Explaining how she started playing tennis, she said: "In grade 1, my PE teacher showed me this game, I started trying it and somehow it went from there to where I am today. I train six days a week. Some days of the week I even have two training sessions. It's still a pretty tight schedule and requires a lot of discipline."
Visually Impaired tennis, also known as VI tennis, Sound tennis, or Blind tennis, is played on a smaller court with a lower net. Players use an audible tennis ball that makes noise so they can hear it bounce and be hit. Some courts also have tactile lines so players can touch them.
When she trains, Tiia stands alone at the table and tries to hone her shots to perfection. "There is not much else," she said. "It's a loud ball because the game is played by sound. You have to listen to where the ball is going."
Tiia is congenitally visually impaired. "My doctor has told me that it's the kind of disease that generally gets worse and probably doesn't get better. I'm used to the vision I have, but often when I'm out and about, doing things and in unfamiliar surroundings, I still get the feeling that there could be more vision."
The teenager loves language and literature and has also compiled a collection of poems. Tiia will graduate from high school in the spring, she plans to continue with sports.

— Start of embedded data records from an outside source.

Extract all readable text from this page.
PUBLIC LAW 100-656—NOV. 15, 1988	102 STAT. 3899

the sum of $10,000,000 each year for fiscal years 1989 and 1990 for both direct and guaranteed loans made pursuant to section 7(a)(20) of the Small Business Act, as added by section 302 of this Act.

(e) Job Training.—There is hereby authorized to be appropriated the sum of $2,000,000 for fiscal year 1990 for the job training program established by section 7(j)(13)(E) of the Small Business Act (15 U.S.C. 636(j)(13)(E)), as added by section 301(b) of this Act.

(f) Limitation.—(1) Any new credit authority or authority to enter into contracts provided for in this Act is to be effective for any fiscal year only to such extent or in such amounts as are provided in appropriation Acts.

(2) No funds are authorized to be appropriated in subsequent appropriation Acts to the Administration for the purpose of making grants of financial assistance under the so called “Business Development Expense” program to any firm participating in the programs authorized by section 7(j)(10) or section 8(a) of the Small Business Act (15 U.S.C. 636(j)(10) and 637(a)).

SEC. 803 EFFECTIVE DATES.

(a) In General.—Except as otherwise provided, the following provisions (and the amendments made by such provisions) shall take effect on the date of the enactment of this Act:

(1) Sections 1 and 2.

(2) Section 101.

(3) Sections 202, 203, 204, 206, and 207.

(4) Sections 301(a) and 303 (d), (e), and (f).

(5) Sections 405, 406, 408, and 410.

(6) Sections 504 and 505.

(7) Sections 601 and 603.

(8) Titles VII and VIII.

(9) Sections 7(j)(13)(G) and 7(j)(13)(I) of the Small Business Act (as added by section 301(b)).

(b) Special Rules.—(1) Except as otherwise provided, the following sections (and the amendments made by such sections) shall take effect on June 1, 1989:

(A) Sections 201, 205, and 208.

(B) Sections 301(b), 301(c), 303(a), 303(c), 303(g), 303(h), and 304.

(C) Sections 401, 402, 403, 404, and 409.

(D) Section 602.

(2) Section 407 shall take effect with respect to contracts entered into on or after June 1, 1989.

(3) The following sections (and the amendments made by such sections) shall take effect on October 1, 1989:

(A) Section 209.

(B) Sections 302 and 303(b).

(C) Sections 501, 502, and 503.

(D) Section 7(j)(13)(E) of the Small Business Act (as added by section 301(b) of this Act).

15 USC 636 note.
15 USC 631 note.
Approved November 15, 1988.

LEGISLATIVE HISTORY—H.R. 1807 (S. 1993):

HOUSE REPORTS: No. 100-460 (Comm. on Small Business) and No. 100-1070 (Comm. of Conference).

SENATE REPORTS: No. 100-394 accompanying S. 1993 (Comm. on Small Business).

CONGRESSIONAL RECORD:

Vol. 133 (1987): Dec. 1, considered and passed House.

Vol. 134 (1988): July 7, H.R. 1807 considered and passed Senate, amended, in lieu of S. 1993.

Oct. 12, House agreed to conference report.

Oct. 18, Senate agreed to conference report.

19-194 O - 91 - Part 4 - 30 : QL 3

"My main goal would be to get into the sports department of the University of Tartu," she said. "However, there is also a possibility that I will apply to become a physiotherapist at Tartu Healthcare College. At some point, I also thought about law. There are a lot of thoughts and over the next few months it will become clear which option I will choose."
Tiia has made an agreement with her coach that she will not put down her tennis racket until she is among the top three in the world: "At the moment, I'm in the top six in the world, so there's exactly half way to go."